Wahrscheinlich würde allerdings die Mehrheit der Meilenfans gar nicht mehr wissen, wie lang eine Meile überhaupt ist. Und selbst die Bundestagsabgeordneten dürften bei der Abstimmung über den Libanon-Einsatz der Bundesmarine kaum gepeilt haben, ob sich die umstrittene Sechsmeilenzone nach Seemeilen (jeweils 1852 Meter) oder der britischen Landmeile (1609 Meter) rechnet. Irgendwie gibt’s halt nur Miles & more.

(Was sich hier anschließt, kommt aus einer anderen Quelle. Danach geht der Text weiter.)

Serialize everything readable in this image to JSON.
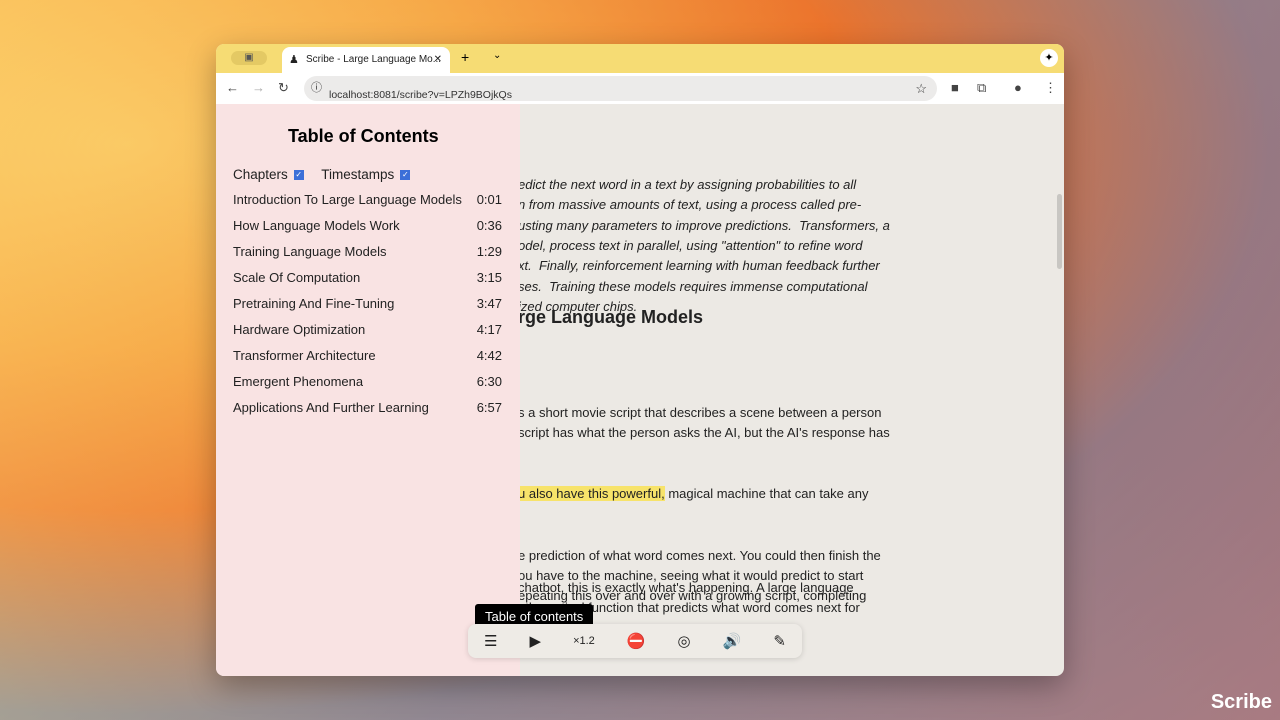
{
  "browser": {
    "tab_title": "Scribe - Large Language Mo...",
    "url": "localhost:8081/scribe?v=LPZh9BOjkQs"
  },
  "article": {
    "summary_lines": [
      "edict the next word in a text by assigning probabilities to all",
      "n from massive amounts of text, using a process called pre-",
      "usting many parameters to improve predictions.  Transformers, a",
      "odel, process text in parallel, using \"attention\" to refine word",
      "xt.  Finally, reinforcement learning with human feedback further",
      "ses.  Training these models requires immense computational",
      "ized computer chips."
    ],
    "heading": "rge Language Models",
    "para1": [
      "s a short movie script that describes a scene between a person",
      "script has what the person asks the AI, but the AI's response has"
    ],
    "para1_hl": "u also have this powerful,",
    "para1_hl_rest": " magical machine that can take any",
    "para1_more": [
      "e prediction of what word comes next. You could then finish the",
      "ou have to the machine, seeing what it would predict to start",
      "epeating this over and over with a growing script, completing"
    ],
    "para2": [
      "chatbot, this is exactly what's happening. A large language",
      "athematical function that predicts what word comes next for"
    ]
  },
  "toc": {
    "title": "Table of Contents",
    "chapters_label": "Chapters",
    "timestamps_label": "Timestamps",
    "items": [
      {
        "title": "Introduction To Large Language Models",
        "time": "0:01"
      },
      {
        "title": "How Language Models Work",
        "time": "0:36"
      },
      {
        "title": "Training Language Models",
        "time": "1:29"
      },
      {
        "title": "Scale Of Computation",
        "time": "3:15"
      },
      {
        "title": "Pretraining And Fine-Tuning",
        "time": "3:47"
      },
      {
        "title": "Hardware Optimization",
        "time": "4:17"
      },
      {
        "title": "Transformer Architecture",
        "time": "4:42"
      },
      {
        "title": "Emergent Phenomena",
        "time": "6:30"
      },
      {
        "title": "Applications And Further Learning",
        "time": "6:57"
      }
    ]
  },
  "controls": {
    "tooltip": "Table of contents",
    "speed": "×1.2"
  },
  "brand": "Scribe"
}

Die Bannmeile oder der Meilenstein, lauter ehrwürdige Begriffe, doch die Meile selbst lebt mehr dem Wortlaut als dem Inhalt nach fort. In Bodo Mrozeks „Lexikon der bedrohten Wörter“ könnte die Meile, trotz ihrer Fans, irgendwann der „Manchesterhose“ und der „Maulschelle“ folgen. Vielleicht gehört bald auch schon das Wort „Bundeskanzlerin“ dorthin. 2005 war es noch das Wort des Jahres, und Angela Merkel regiert noch immer. Doch im Fernsehen reden die Christiansens, Maischbergers, Beckmänner die Kanzlerin mit „Frau Merkel“ an – was sie sich bei Schröder so nicht getraut haben. Auch im Parlament macht das schon Schule. Dafür hat „Bundeskanzlerin“ alle Chancen, zu den Exportworten im Ausland zu zählen. Laut Goethe-Institut reüssieren da nicht mehr nur „kindergarden“, German „angst“ und „le waldsterben“. Im Finnischen gibt es „Besservisseri“ und „Kaffeepausi“, im Türkischen hat man „fertik“ und im Englischen seinen „eigenvalue“. Die Polen übernehmen den „szlafrok“, die Iraner das „Schiebedach“, und die Franzosen nennen die deutsche Fußballelf „la Mannschaft“. Alles bene!